Advancements in the understanding of why the human immune system can attack tissues and lead to the development of eye and kidney diseases have been reported by researchers at the University of Manchester.
It is believed the findings could lead to the development of new treatments for age-related macular degeneration (AMD).
According to scientists, AMD can be associated with a protein called the complement factor H (CFH) which is present in the immune system and is responsible for regulating the complement cascade. A genetic alteration in CFH has been found to increase a person’s risk of developing AMD. However, due to its rarity, it has never been explored before.
The two research groups, led by professors Tony Day and Paul Bishop, found that a common form of CFH, when altered, couldn’t bind properly to a layer under the retina called Bruch’s membrane. A reduced amount of CFH in this part of the eye leads to low-level inflammation and tissue damage, which can eventually lead to AMD.
Professor Day explained: “For the first time we’ve been able to identify why these protein mutations are so tissue specific. We’re hoping our discovery will open the door to the development of tissue specific treatments to help the millions of people diagnosed with AMD every year.”
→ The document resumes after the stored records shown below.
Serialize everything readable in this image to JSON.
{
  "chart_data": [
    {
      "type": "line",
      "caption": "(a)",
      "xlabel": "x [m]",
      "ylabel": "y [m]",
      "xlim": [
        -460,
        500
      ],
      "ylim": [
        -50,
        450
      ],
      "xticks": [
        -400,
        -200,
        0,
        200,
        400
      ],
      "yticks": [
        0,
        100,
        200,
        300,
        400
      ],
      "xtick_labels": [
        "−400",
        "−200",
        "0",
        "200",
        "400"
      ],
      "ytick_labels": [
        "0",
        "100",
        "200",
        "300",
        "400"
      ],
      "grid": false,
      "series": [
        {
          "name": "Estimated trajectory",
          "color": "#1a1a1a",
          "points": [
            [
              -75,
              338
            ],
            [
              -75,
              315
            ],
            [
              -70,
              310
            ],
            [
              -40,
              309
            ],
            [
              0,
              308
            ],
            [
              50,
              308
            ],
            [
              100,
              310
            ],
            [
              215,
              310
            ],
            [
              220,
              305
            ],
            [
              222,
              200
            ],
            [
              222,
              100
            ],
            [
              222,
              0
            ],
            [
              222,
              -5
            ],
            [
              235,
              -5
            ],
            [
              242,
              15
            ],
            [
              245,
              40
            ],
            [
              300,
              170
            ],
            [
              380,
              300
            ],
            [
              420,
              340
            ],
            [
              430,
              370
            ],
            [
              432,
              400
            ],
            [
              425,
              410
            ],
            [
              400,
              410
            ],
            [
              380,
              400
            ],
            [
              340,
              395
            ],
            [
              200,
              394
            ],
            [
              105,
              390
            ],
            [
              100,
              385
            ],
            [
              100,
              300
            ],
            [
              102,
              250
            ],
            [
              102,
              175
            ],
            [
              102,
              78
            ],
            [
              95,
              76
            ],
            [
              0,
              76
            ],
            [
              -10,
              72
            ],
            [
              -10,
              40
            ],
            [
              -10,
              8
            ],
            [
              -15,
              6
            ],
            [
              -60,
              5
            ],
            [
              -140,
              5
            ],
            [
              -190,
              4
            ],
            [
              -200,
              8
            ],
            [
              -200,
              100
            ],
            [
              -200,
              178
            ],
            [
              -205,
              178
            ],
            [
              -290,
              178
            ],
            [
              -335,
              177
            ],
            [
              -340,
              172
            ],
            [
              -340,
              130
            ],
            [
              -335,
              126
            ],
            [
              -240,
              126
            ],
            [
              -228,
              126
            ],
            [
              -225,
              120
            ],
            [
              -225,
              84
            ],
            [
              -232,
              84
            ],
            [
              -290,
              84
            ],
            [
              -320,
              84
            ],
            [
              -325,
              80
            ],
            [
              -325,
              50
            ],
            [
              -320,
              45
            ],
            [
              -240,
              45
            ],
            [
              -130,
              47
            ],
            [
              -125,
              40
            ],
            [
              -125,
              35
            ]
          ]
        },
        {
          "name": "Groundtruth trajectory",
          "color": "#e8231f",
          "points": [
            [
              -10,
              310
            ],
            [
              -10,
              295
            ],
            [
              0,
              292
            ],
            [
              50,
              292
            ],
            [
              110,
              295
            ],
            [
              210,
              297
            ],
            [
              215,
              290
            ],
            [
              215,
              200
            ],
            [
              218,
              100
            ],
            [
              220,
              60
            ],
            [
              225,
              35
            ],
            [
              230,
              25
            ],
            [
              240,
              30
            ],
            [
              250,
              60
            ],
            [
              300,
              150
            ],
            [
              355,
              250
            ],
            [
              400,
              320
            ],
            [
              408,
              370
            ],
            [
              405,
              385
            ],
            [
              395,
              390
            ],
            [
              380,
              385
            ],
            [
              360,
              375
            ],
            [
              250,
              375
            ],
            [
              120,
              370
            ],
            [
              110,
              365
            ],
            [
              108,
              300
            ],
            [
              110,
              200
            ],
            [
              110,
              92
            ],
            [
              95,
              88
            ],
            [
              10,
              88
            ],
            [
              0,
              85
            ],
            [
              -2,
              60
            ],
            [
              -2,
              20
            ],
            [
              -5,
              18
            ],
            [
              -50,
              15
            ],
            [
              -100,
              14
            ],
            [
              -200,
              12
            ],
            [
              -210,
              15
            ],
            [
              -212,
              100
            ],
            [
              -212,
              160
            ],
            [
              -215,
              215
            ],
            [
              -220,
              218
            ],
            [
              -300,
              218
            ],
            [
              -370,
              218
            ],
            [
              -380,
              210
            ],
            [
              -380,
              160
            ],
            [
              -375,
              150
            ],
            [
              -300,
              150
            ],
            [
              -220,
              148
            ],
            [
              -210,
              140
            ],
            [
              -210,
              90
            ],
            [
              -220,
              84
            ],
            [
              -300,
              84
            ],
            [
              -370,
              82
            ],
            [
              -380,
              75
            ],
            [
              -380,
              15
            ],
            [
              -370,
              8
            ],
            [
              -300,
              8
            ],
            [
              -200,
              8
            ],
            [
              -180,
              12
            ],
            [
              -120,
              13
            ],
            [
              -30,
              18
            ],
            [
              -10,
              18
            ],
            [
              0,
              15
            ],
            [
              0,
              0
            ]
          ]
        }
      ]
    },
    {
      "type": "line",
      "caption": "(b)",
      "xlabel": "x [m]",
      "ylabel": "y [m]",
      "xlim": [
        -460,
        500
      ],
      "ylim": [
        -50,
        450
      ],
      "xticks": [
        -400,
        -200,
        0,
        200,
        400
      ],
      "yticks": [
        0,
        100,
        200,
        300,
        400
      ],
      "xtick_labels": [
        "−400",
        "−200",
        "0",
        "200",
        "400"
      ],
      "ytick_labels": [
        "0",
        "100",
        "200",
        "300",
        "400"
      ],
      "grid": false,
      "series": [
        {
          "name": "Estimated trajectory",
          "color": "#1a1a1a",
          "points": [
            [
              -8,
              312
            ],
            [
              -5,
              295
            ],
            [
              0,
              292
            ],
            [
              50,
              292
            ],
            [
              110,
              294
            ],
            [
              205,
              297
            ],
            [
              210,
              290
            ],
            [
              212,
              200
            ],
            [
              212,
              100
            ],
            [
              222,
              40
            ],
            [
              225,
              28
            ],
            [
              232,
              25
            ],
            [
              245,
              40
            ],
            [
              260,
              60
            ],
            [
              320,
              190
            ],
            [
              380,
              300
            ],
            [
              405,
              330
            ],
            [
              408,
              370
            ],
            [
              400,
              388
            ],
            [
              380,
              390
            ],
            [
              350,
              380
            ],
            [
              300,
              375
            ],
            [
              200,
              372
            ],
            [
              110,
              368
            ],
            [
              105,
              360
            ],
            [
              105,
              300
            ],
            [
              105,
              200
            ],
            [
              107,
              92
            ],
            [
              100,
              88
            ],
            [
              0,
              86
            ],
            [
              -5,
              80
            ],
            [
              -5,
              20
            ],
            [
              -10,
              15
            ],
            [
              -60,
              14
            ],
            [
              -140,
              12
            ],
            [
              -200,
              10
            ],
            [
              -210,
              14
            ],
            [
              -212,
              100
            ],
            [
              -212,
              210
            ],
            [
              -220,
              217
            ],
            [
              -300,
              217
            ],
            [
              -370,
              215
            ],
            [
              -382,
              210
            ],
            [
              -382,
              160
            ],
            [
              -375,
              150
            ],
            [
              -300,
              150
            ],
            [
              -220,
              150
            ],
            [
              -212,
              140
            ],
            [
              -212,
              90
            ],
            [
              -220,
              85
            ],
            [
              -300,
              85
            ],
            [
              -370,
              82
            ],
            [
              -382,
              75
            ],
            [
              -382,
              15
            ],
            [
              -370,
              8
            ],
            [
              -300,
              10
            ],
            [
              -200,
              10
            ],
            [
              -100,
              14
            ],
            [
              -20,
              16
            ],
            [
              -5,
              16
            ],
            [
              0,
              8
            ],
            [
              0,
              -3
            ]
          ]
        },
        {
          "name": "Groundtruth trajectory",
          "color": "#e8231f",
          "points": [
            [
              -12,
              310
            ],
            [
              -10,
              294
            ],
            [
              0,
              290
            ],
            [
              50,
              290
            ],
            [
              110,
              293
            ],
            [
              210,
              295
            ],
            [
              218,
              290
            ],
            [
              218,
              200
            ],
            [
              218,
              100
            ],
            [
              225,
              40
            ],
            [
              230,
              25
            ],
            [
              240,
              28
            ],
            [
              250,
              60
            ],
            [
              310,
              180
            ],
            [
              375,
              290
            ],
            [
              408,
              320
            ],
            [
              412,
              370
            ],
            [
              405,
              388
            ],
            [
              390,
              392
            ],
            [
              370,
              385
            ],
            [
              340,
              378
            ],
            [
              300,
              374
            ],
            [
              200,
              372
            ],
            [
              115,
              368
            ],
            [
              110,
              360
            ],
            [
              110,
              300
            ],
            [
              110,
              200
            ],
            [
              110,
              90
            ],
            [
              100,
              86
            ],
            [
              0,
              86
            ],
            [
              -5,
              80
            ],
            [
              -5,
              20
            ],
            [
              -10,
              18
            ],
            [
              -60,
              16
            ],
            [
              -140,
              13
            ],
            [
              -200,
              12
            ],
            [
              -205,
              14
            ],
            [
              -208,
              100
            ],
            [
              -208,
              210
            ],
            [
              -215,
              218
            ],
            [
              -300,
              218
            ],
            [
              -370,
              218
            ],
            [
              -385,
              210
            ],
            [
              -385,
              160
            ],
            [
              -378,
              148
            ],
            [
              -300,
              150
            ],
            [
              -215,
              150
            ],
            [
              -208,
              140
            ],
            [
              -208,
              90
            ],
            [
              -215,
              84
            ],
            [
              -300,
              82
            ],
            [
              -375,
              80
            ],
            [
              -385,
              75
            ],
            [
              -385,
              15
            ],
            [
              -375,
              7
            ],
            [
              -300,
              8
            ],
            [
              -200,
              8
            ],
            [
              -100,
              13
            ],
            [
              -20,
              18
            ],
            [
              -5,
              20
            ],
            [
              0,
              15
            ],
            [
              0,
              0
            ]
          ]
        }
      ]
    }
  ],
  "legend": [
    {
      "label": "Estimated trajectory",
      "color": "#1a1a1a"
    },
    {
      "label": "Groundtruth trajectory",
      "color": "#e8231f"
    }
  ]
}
Researchers investigated two parts of CFH affected by the mutations, comparing the way the different regions of protein interacted with eye and kidney tissue.
Dr Simon Clark said: “Our findings suggest that the particular structure within the eye and kidney tissue determines precisely how and where CFH will bind. It’s as if the tissues have their own molecular postcodes.”
The research was carried out at the Wellcome Trust Centre for Cell Matrix Research and the Ophthalmology and Vision Research Group in the University of Manchester’s Institute of Human Development. It was funded by the Medical Research Council.